Sadly, this idea caught on, and soon all major browsers had both "quirks mode" and "standards mode". Guess what happened next? Mozilla released version 1.1 of their browser, and discovered that there were a lot of pages that were running in "standards mode" that required one little quirk. So they came up with..."almost standards mode". Yes, it's true. I can't make this stuff up! This is triggered by this doctype:

<!DOCTYPE html
        PUBLIC "-//W3C//DTD HTML 4.01 Transitional//EN"
        "http://www.w3.org/TR/html4/loose.dtd">

There are actually 15 doctypes that activate "standards mode" in modern browsers. You can use it if you really like, it works still. Or, you can use the nice simple HTML5 doctype, which triggers "standards mode" in all modern browsers:

<!DOCTYPE html>

That's all. You can't really forget it, or screw that up too bad. Nothing else is needed now. Your document type is 'HTML'. Pretty clear.


Root Element

Still often over looked, is the root element. This used to have to be defined as:

<html xmlns="http://www.w3.org/1999/xhtml"
    lang="en"
    xml:lang="en">

Again, you can keep this, and everything will work just fine, but HTML5 has made this much simpler to define.

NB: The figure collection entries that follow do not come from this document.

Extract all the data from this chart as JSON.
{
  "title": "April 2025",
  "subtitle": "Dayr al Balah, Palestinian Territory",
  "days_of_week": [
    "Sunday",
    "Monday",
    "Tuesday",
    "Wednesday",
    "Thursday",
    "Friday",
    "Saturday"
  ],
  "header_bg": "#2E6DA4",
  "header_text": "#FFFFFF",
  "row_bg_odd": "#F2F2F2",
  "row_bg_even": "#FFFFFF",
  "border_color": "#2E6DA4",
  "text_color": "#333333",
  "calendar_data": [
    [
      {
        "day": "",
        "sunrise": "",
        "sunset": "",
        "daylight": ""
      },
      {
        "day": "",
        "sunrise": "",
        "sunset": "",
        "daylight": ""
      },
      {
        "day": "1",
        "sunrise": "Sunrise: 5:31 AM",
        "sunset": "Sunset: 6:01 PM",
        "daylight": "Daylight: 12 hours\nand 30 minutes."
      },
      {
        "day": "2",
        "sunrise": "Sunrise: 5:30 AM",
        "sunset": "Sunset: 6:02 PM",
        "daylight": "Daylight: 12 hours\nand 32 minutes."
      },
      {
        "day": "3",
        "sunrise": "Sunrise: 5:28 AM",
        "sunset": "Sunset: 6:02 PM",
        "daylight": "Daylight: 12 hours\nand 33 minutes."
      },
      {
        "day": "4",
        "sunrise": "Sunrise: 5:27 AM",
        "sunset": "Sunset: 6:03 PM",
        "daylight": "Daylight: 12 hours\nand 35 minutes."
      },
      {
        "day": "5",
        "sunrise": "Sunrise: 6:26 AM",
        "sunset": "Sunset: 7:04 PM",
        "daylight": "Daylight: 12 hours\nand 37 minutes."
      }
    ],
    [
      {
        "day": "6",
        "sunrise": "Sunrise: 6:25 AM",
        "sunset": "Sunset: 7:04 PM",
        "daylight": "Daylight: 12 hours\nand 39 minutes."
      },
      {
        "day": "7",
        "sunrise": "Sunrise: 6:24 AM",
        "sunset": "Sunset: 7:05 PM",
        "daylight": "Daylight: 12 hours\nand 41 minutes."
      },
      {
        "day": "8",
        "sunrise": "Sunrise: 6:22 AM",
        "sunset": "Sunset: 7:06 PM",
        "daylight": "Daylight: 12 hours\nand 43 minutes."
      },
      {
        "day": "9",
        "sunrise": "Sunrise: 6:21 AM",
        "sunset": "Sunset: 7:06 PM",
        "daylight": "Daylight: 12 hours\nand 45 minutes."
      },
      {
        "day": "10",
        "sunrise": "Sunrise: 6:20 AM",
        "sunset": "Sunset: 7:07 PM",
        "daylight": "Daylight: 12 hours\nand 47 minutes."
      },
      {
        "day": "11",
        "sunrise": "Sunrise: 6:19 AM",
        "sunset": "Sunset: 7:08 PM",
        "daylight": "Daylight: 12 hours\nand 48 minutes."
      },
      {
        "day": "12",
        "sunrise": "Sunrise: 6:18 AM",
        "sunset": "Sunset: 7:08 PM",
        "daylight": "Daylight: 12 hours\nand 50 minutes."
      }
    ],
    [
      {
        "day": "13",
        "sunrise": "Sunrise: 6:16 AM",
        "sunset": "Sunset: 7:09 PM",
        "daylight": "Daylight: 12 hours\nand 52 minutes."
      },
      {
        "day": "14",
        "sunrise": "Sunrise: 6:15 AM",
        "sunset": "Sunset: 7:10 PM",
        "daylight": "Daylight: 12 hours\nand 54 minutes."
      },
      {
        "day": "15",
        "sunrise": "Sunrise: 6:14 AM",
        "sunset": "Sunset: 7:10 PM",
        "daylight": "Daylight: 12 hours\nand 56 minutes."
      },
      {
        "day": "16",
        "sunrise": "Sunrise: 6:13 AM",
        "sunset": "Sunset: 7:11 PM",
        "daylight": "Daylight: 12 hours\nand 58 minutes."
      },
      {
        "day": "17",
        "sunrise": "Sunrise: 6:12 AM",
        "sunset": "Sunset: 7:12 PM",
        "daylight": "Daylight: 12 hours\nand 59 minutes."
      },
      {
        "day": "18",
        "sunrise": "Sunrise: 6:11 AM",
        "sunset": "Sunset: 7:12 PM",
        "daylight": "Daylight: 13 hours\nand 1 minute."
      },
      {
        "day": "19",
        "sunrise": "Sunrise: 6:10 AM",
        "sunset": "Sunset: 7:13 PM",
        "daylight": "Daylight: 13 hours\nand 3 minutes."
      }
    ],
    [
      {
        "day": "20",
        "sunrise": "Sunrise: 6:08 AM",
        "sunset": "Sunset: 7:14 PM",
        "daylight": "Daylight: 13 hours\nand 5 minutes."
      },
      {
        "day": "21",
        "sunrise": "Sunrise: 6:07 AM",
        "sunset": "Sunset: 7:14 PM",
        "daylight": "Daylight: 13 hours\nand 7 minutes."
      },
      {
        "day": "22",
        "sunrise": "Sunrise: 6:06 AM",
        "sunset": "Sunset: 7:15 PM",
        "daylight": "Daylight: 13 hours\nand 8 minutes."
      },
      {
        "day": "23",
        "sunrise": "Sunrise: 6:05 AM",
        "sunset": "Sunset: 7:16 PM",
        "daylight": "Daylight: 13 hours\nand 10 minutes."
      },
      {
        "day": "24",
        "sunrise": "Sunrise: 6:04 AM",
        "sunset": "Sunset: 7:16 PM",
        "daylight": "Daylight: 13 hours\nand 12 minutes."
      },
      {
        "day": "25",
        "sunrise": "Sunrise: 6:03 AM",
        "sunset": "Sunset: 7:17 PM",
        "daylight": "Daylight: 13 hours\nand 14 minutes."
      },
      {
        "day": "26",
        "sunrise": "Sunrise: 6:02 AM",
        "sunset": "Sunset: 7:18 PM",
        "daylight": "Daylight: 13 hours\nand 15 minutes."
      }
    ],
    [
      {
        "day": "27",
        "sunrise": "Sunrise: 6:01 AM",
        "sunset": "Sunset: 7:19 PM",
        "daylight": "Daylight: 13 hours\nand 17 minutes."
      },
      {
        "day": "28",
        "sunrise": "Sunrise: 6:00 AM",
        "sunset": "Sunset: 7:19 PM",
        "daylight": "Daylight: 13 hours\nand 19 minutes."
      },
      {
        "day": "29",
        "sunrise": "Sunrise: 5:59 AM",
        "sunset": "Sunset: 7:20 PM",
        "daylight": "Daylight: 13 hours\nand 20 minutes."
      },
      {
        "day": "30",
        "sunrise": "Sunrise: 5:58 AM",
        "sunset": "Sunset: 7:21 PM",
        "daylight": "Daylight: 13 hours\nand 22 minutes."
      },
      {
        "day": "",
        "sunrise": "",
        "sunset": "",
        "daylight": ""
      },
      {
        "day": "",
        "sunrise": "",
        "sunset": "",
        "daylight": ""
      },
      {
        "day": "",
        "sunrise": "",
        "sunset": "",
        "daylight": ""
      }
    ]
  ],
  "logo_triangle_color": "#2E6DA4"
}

The first thing that can go is the xmlns attribute. This exists from XHTML 1.0. It says that all elements on the page are in the http://www.w3.org/1999/xhtml namespace, but elements in HTML are always in this namespace, so we no longer need to declare that.

Next, we have two attributes, lang and xml:lang. Why two attributes for the same thing? Again, xml:lang is from XHTML. Only the lang attribute has any effect on HTML5. So we can remove xml:lang="en". Of course, if you're not writing in English, you'll want to find your language code. Now, we're left with the much easier to read and write:

<html lang="en">

More?!

There is a lot more in HTML5, but rather than all the HTML5 specific changes, I really just want to get others thinking about semantics. At least trying to understand them. To sum up, your HTML should clearly describe your content to both browsers, and developers. It should be simple to read, simple to write, and clear to understand. Consider what elements might better describe your content. It should not specify your content, it should not style your content, simply describe it.